I received help here a couple months ago on cleaning and axle length. I wanted to share what I learned. I suspect the old pros know this, but it may help others.

Based on information on hobby shop web site descriptions of N scale axles, they come in several lengths for different applications. For me, the two most important are:
Micro Trains 0.537" axle point to point
Atlas & Bachmann 0.55" - 0.56" axle point to point

With that said, some trial and error is still needed. For example, not all 0.56 axles will work in all Atlas trucks. Some trucks are more selective. If the wheels do not spin freely, try another set.

My layout has a 2% grade on it. My ultimate test is: Will a car roll down that grade with just a small nudge to get it started. If not, clean or change wheel set.


----------



## powersteamguy1790 (Mar 26, 2012)

If you use metal wheel sets your on your trucks, your rolling stock will roll better.


----------



## grashley (Aug 27, 2015)

I am trying to use all metal wheel sets.
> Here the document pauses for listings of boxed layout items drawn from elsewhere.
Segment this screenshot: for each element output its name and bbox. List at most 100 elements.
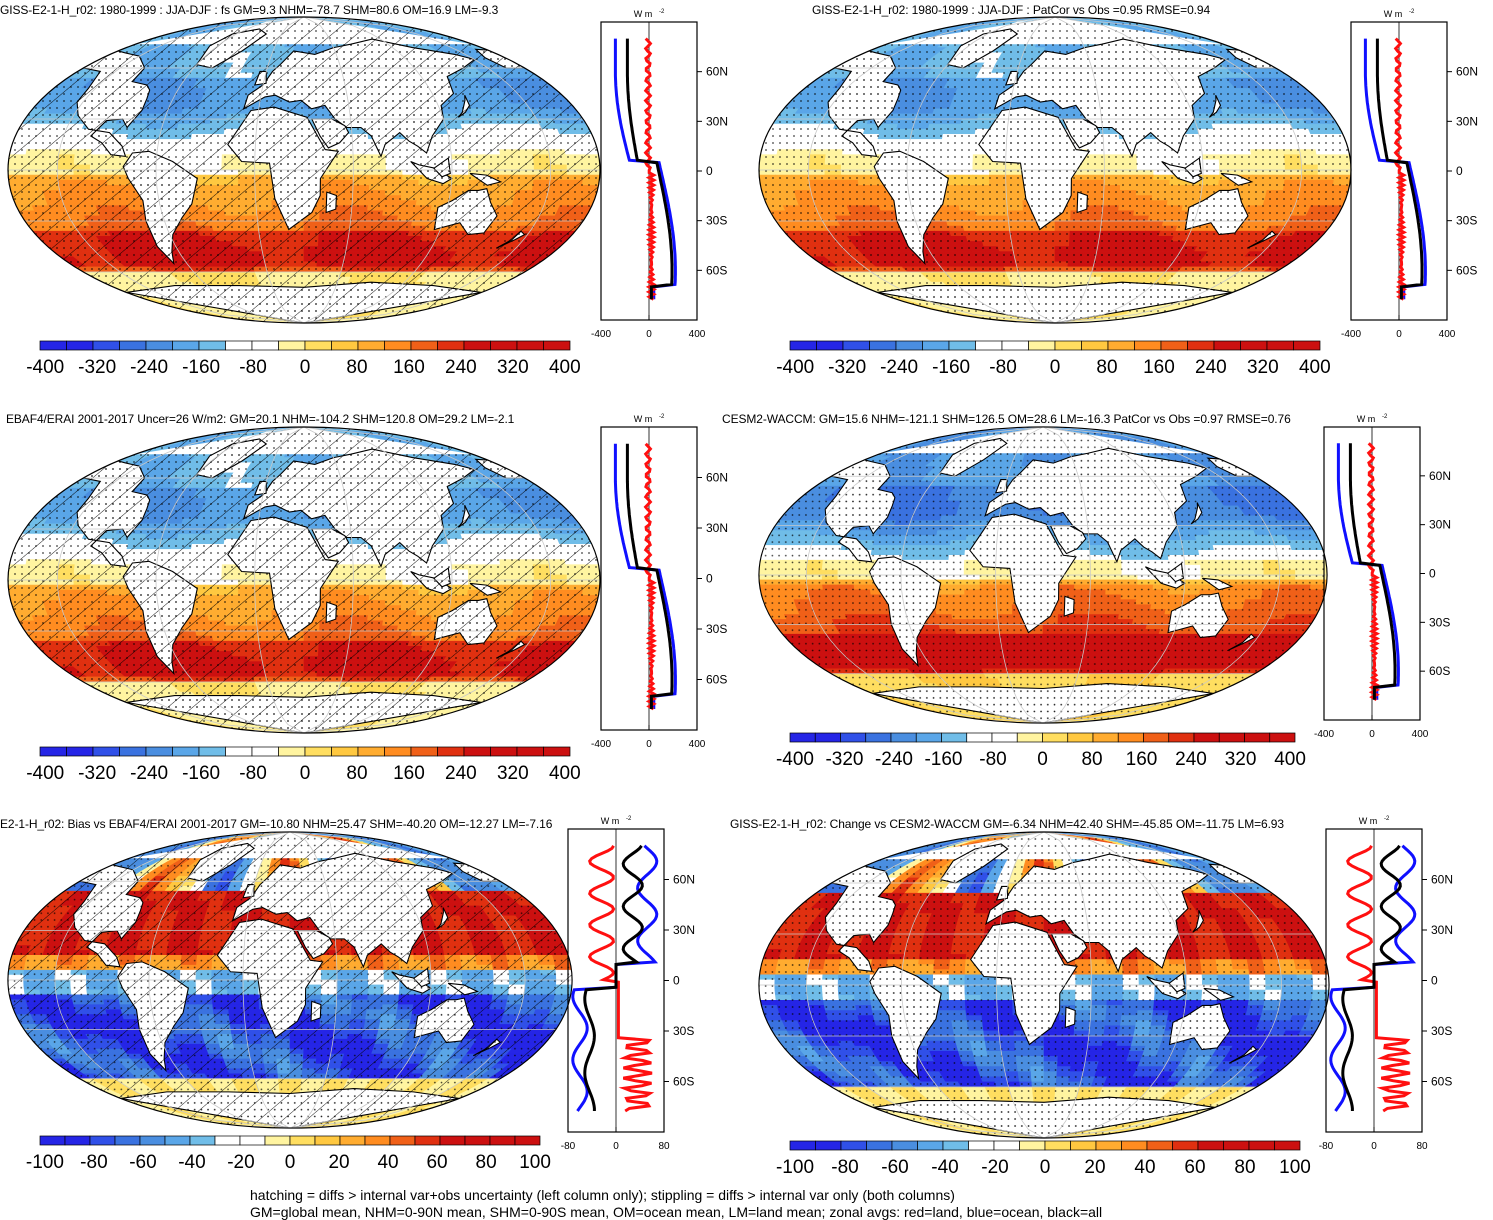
profile-x-label: 400: [689, 739, 706, 750]
ocean-mean-line: [615, 39, 675, 300]
colorbar-label: 240: [445, 357, 477, 378]
profile-x-label: 80: [658, 1141, 670, 1152]
colorbar-swatch: [515, 1136, 540, 1145]
profile-axes: [568, 829, 669, 1132]
colorbar-swatch: [265, 1136, 290, 1145]
profile-lat-label: 30S: [706, 622, 727, 636]
colorbar-swatch: [1249, 1141, 1275, 1150]
colorbar-label: -240: [130, 357, 168, 378]
colorbar-swatch: [140, 1136, 165, 1145]
colorbar-swatch: [490, 1136, 515, 1145]
profile-x-label: 400: [1439, 329, 1456, 340]
colorbar-label: 400: [549, 763, 581, 784]
colorbar-swatch: [411, 747, 438, 756]
colorbar-label: 40: [1134, 1157, 1155, 1178]
profile-lat-label: 30N: [1431, 923, 1453, 937]
colorbar-swatch: [491, 341, 518, 350]
colorbar-swatch: [1188, 341, 1215, 350]
profile-lat-label: 30S: [706, 214, 727, 228]
land-mean-line: [1396, 39, 1404, 300]
colorbar-swatch: [146, 747, 173, 756]
colorbar-label: -240: [880, 357, 918, 378]
colorbar-swatch: [199, 341, 226, 350]
ocean-mean-line: [615, 444, 675, 709]
profile-lat-label: 30S: [1456, 214, 1477, 228]
colorbar-swatch: [918, 1141, 944, 1150]
colorbar-swatch: [916, 733, 941, 742]
colorbar-swatch: [390, 1136, 415, 1145]
land-mean-line: [646, 39, 654, 300]
colorbar-swatch: [790, 341, 817, 350]
profile-lat-label: 0: [1456, 164, 1463, 178]
colorbar-label: 80: [1081, 749, 1102, 770]
colorbar-label: -20: [227, 1152, 254, 1173]
colorbar-swatch: [415, 1136, 440, 1145]
colorbar-label: -20: [981, 1157, 1008, 1178]
profile-unit: W m: [1359, 816, 1378, 826]
colorbar-label: 0: [300, 357, 311, 378]
colorbar-swatch: [1161, 341, 1188, 350]
colorbar-swatch: [67, 341, 94, 350]
profile-lat-label: 0: [706, 572, 713, 586]
colorbar-swatch: [1194, 733, 1219, 742]
colorbar-swatch: [173, 341, 200, 350]
colorbar-label: 60: [426, 1152, 447, 1173]
colorbar-swatch: [790, 733, 815, 742]
colorbar-swatch: [1071, 1141, 1097, 1150]
profile-lat-label: 60N: [1456, 65, 1478, 79]
colorbar-label: -100: [776, 1157, 814, 1178]
colorbar-swatch: [1169, 733, 1194, 742]
colorbar-label: -320: [78, 357, 116, 378]
profile-lat-label: 60S: [706, 263, 727, 277]
profile-lat-label: 60N: [1431, 873, 1453, 887]
colorbar-swatch: [464, 747, 491, 756]
profile-lat-label: 60S: [1429, 664, 1450, 678]
colorbar-swatch: [358, 341, 385, 350]
colorbar-swatch: [226, 341, 253, 350]
colorbar-swatch: [891, 733, 916, 742]
colorbar-swatch: [841, 1141, 867, 1150]
colorbar-swatch: [305, 747, 332, 756]
profile-axes: [1326, 829, 1427, 1132]
colorbar-swatch: [544, 747, 571, 756]
world-map: [6, 830, 574, 1130]
colorbar-swatch: [1275, 1141, 1301, 1150]
profile-lat-label: 30N: [706, 521, 728, 535]
profile-unit: W m: [634, 414, 653, 424]
colorbar-swatch: [1198, 1141, 1224, 1150]
colorbar-label: -320: [828, 357, 866, 378]
profile-x-label: -400: [1314, 729, 1334, 740]
colorbar-label: -160: [924, 749, 962, 770]
colorbar-label: 0: [300, 763, 311, 784]
colorbar-label: 320: [1247, 357, 1279, 378]
colorbar-label: -100: [26, 1152, 64, 1173]
colorbar-swatch: [994, 1141, 1020, 1150]
profile-lat-label: 60N: [1429, 469, 1451, 483]
colorbar-label: 160: [393, 357, 425, 378]
world-map: [757, 830, 1331, 1140]
world-map: [757, 425, 1329, 725]
colorbar-swatch: [438, 341, 465, 350]
colorbar-swatch: [90, 1136, 115, 1145]
colorbar-swatch: [1017, 733, 1042, 742]
colorbar-swatch: [385, 341, 412, 350]
colorbar-label: -80: [239, 357, 266, 378]
colorbar-swatch: [992, 733, 1017, 742]
profile-x-label: -80: [561, 1141, 576, 1152]
profile-lat-label: 60S: [1456, 263, 1477, 277]
colorbar-swatch: [252, 341, 279, 350]
colorbar-label: -320: [825, 749, 863, 770]
colorbar-swatch: [65, 1136, 90, 1145]
profile-unit-exponent: -2: [659, 414, 665, 420]
profile-lat-label: 60N: [706, 65, 728, 79]
colorbar-swatch: [1144, 733, 1169, 742]
colorbar-swatch: [1029, 341, 1056, 350]
colorbar-label: -160: [182, 357, 220, 378]
profile-unit-exponent: -2: [1409, 9, 1415, 15]
colorbar-swatch: [1118, 733, 1143, 742]
colorbar-swatch: [943, 1141, 969, 1150]
colorbar-swatch: [120, 341, 147, 350]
The MTL came with plastic, and do not want to accept 0.540" metal. &#@*


----------



## DonR (Oct 18, 2012)

If you don't have the special tool to deepen
the bearing point for your new wheels, you 
can usually use a fine pointed blade to do
the job. That's what I do.

Don


----------



## Overkast (Jan 16, 2015)

grashley said:


> I am trying to use all metal wheel sets. The MTL came with plastic, and do not want to accept 0.540" metal. &#@*


That's very strange, because I bought some MTL 33' hoppers that came with the old "pizza cutter" flange wheels in plastic, and 0.540" axle was exactly what mine needed. I did go with Fox Valley Models wheels though, I don't know if that should make a difference??

I don't even see a 0.537" axle offered on the Fox Valley wheelset page list - however, I do see a 0.526".

*Side note on wheels: *Don't forget you need to double-check the prototype wheel diameter for your particular car when you replace wheels as well. N Scale wheels come in 28", 33", and 36" prototype and different rolling stock takes different diameters.


----------